Policymakers and scholars have been quick to note the different ethical issues generative AI heralds, of which there are many. Will generative AI take all our jobs or make workers so efficient that unemployment skyrockets? How acceptable is it that these systems harvested enormous amounts of data from internet users without compensating them? Will these new technologies create “winner take all” economies that aggregate and increase the power of the few companies with the enormous financial resources necessary to train and create these models?

One interesting ethical concern generative AI raises is the question of who deserves credit for AI-augmented, or even generated, work. In organizations, it can be difficult to parse who deserves credit for a particular work outcome, especially in examples of group work. How much credit should Mark get for a project he completed with Janice, Steven, and Enrique? As any university student who has completed a group project can attest to, the answer is often more nuanced and complicated than “one fourth of the credit because there were four people”.
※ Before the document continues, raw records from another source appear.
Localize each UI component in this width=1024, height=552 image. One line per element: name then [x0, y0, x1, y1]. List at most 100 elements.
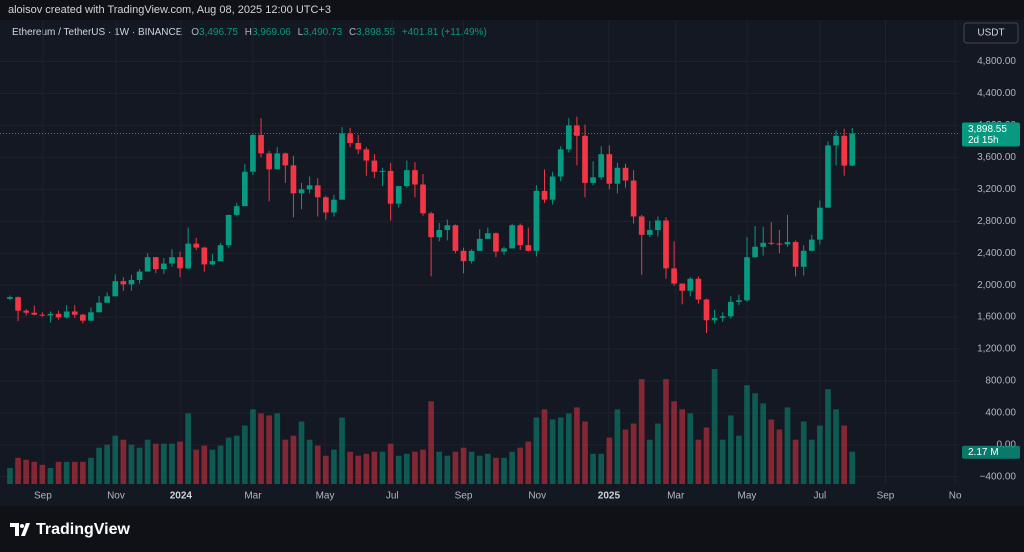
x-tick-label: 2024	[170, 491, 193, 502]
volume-bar	[776, 429, 783, 484]
credit: aloisov created with TradingView.com, Au…	[8, 4, 331, 16]
candle-body	[541, 190, 548, 200]
volume-bar	[452, 451, 459, 484]
volume-bar	[549, 419, 556, 484]
logo: TradingView	[10, 521, 131, 538]
volume-bar	[379, 451, 386, 484]
volume-bar	[266, 415, 272, 484]
currency-box[interactable]	[963, 22, 1019, 44]
candle-body	[225, 214, 232, 246]
candle-body	[298, 189, 305, 194]
volume-bar	[128, 444, 135, 484]
candle-body	[582, 135, 588, 183]
candle-body	[128, 279, 135, 285]
candle-body	[493, 233, 499, 252]
volume-bar	[217, 445, 224, 484]
candle-body	[347, 133, 353, 143]
x-tick-label: No	[949, 491, 962, 502]
volume-bar	[590, 453, 596, 484]
candle-body	[387, 170, 394, 204]
candle-body	[217, 245, 224, 262]
candle-body	[282, 153, 289, 166]
x-tick-label: 2025	[598, 491, 621, 502]
legend-key: L	[298, 27, 304, 38]
candle-body	[679, 283, 686, 291]
volume-bar	[80, 461, 86, 484]
candle-body	[136, 271, 143, 280]
volume-bar	[152, 443, 159, 484]
volume-bar	[655, 423, 661, 484]
candle-body	[88, 312, 94, 321]
candle-body	[290, 165, 297, 194]
volume-bar	[314, 445, 321, 484]
symbol: Ethereum / TetherUS · 1W · BINANCE	[12, 27, 183, 38]
volume-bar	[800, 421, 807, 484]
candle-body	[800, 250, 807, 267]
volume-bar	[347, 451, 353, 484]
volume-bar	[112, 435, 119, 484]
candle-body	[760, 242, 767, 247]
volume-bar	[703, 427, 710, 484]
candle-body	[833, 135, 839, 146]
logo-icon	[10, 523, 30, 536]
volume-bar	[161, 443, 167, 484]
volume	[7, 369, 856, 484]
candle-body	[15, 297, 21, 311]
volume-bar	[193, 449, 200, 484]
candle-body	[606, 154, 613, 184]
legend-value: 3,898.55	[356, 27, 395, 38]
y-tick-label: 2,400.00	[977, 248, 1016, 259]
y-tick-label: −400.00	[980, 471, 1017, 482]
candle-body	[557, 149, 564, 177]
volume-bar	[727, 415, 734, 484]
volume-bar	[565, 413, 572, 484]
y-tick-label: 2,800.00	[977, 216, 1016, 227]
volume-bar	[395, 455, 402, 484]
price-scale	[960, 20, 1024, 506]
volume-bar	[428, 401, 434, 484]
candle-body	[849, 133, 856, 166]
candle-body	[371, 160, 378, 172]
y-tick-label: 3,600.00	[977, 152, 1016, 163]
candle-body	[161, 263, 167, 270]
volume-bar	[403, 453, 410, 484]
volume-bar	[484, 453, 491, 484]
candle-body	[549, 176, 556, 200]
volume-bar	[671, 401, 677, 484]
volume-bar	[517, 447, 524, 484]
volume-bar	[525, 441, 532, 484]
volume-bar	[185, 413, 191, 484]
candle-body	[258, 135, 264, 154]
candle-body	[452, 225, 459, 251]
candle-body	[23, 310, 29, 313]
volume-bar	[768, 419, 775, 484]
candle-body	[339, 133, 345, 200]
volume-bar	[39, 464, 46, 484]
volume-bar	[541, 409, 548, 484]
candle-body	[201, 247, 208, 265]
volume-bar	[825, 389, 831, 484]
brand: TradingView	[36, 521, 131, 538]
volume-bar	[606, 437, 613, 484]
candle-body	[671, 268, 677, 284]
legend-key: H	[245, 27, 252, 38]
volume-bar	[646, 439, 653, 484]
volume-bar	[679, 409, 686, 484]
grid	[0, 20, 960, 484]
candle-body	[468, 250, 475, 262]
candle-body	[444, 225, 451, 231]
candle-body	[193, 243, 200, 248]
time-scale	[0, 484, 960, 506]
volume-bar	[760, 403, 767, 484]
volume-bar	[744, 385, 750, 484]
x-tick-label: Sep	[34, 491, 52, 502]
candle-body	[808, 239, 815, 251]
candle-body	[395, 186, 402, 204]
candle-body	[152, 257, 159, 270]
candle-body	[322, 197, 329, 213]
candle-body	[776, 243, 783, 245]
x-tick-label: Jul	[813, 491, 826, 502]
volume-bar	[808, 439, 815, 484]
currency[interactable]: USDT	[977, 28, 1004, 39]
candle-body	[47, 313, 54, 316]
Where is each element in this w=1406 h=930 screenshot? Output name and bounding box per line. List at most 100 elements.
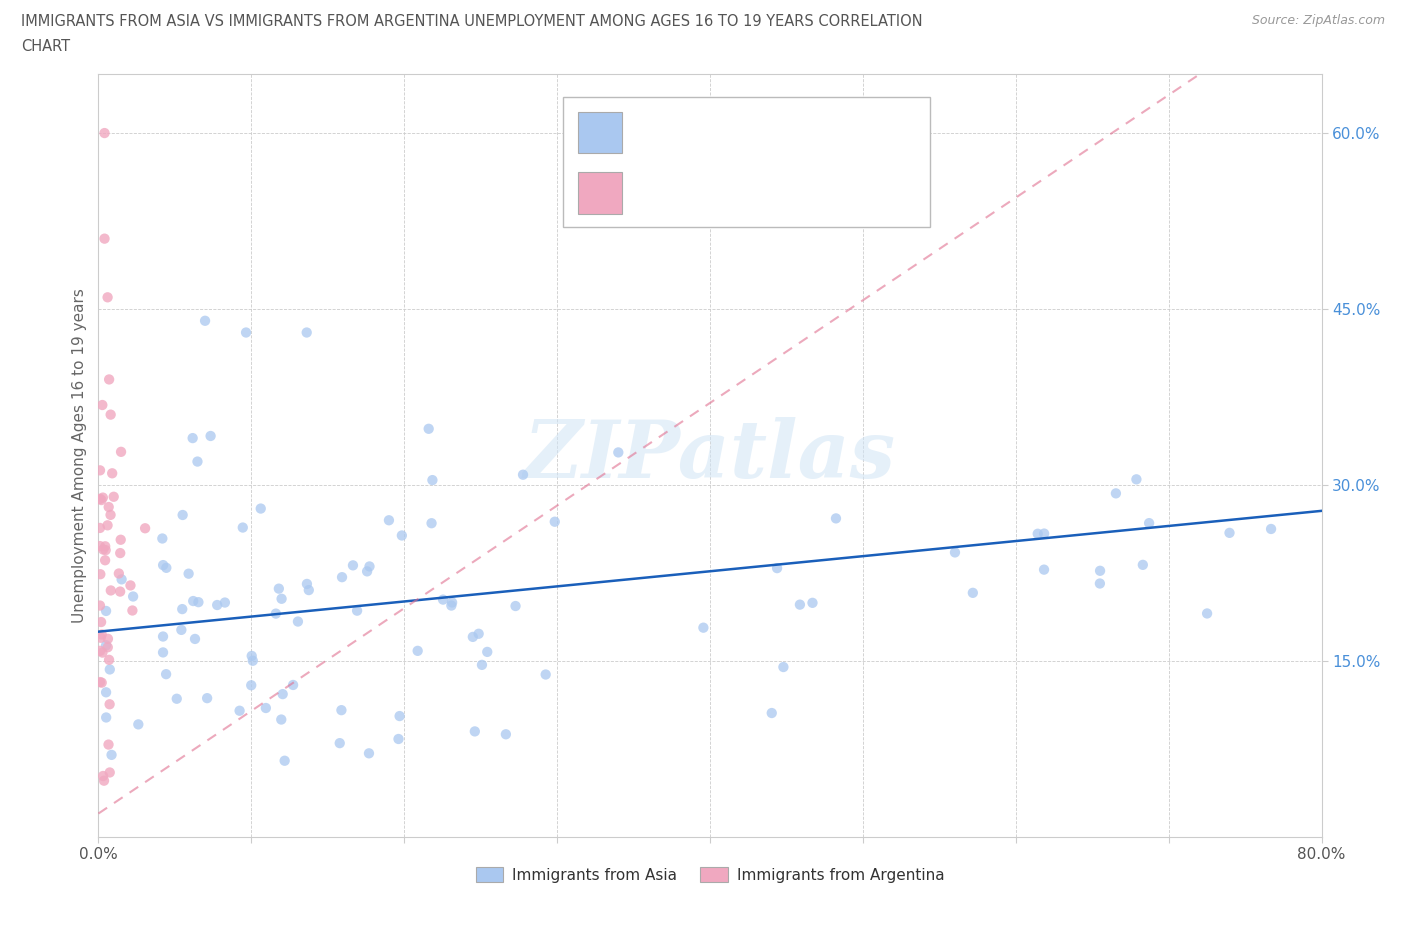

In reviewing the literature relevant to this question, my coauthor (Glenn R. Carroll, a professor in Organizational Behavior at Stanford’s Business School) and I quickly noticed that norms of credit can vary differently across industries and organizations. For example, in glassblowing, it is extremely common for artists to utilize uncredited assistants when creating solo-authored work. Numerous Italian masters’ art studios followed a similar model in which claiming artists developed a concept and apprentices executed this vision. Ghostwriting takes this process to the extreme and involves someone claiming credit for a book written by an entirely uncredited author. Although these situations might seem strange to lay observers, all three are common and (relatively) accepted in these industries.

So, what happens when someone claims credit for work assisted by generative AI? In our research, we found that people were actually more likely to attribute credit to people whose work was augmented by AI compared to when their work was identically augmented by another person. For example, in one on-campus study conducted at the University of Washington Tacoma, we asked participants about a “Cat Cafe” business proposal developed by an entrepreneur, George. Crucially, this business wasn’t only George’s idea: we randomly assigned participants to read that either another person, or an algorithm driven by AI, helped with the proposal. Specifically, this person (or algorithm) recommended industries to operate in, locations, and pricing and staffing strategies for a small business like this. Does George get credit for this idea, given that he had help?

Across a number of studies and a variety of contexts (e.g., artistic creation, work outputs, and entrepreneurship), we found that people gave “claiming creators” (like George) more credit for work when they were assisted by AI, compared to another person. One reason for this had to do with ethics and justice. When people conceal another person’s involvement with work, it appears unfair and unethical to that other person who is being denied the social and economic benefits associated with authorship. A second reason why this happens concerns oversight. When working with AI, people tend to assume that creators have to actively manage this AI, checking inputs, outputs, and systematically evaluating its work product. Conversely, when working with a person, people assume creators are just “outsourcing” the work, potentially to get away with doing less of it. Any sort of assistance – AI or human – lowers credit attributions compared to a creator making something themselves.

Who (or what) gets credit when people work with AI is a thorny question. A recent court ruling indicated that AI-generated art cannot be copyrighted, a landmark case in what will undoubtedly be the first of many. If you use an AI art generator to make a humorous comic strip you came up with the idea for, are you an “illustrator”? If you can use a sophisticated text-to-video generator to make a romantic comedy based on your life, are you a “director”? AI is fundamentally reshaping how people can create anything they want to, which raises big questions about what “credit” or “authorship” is in the age of intelligent machines.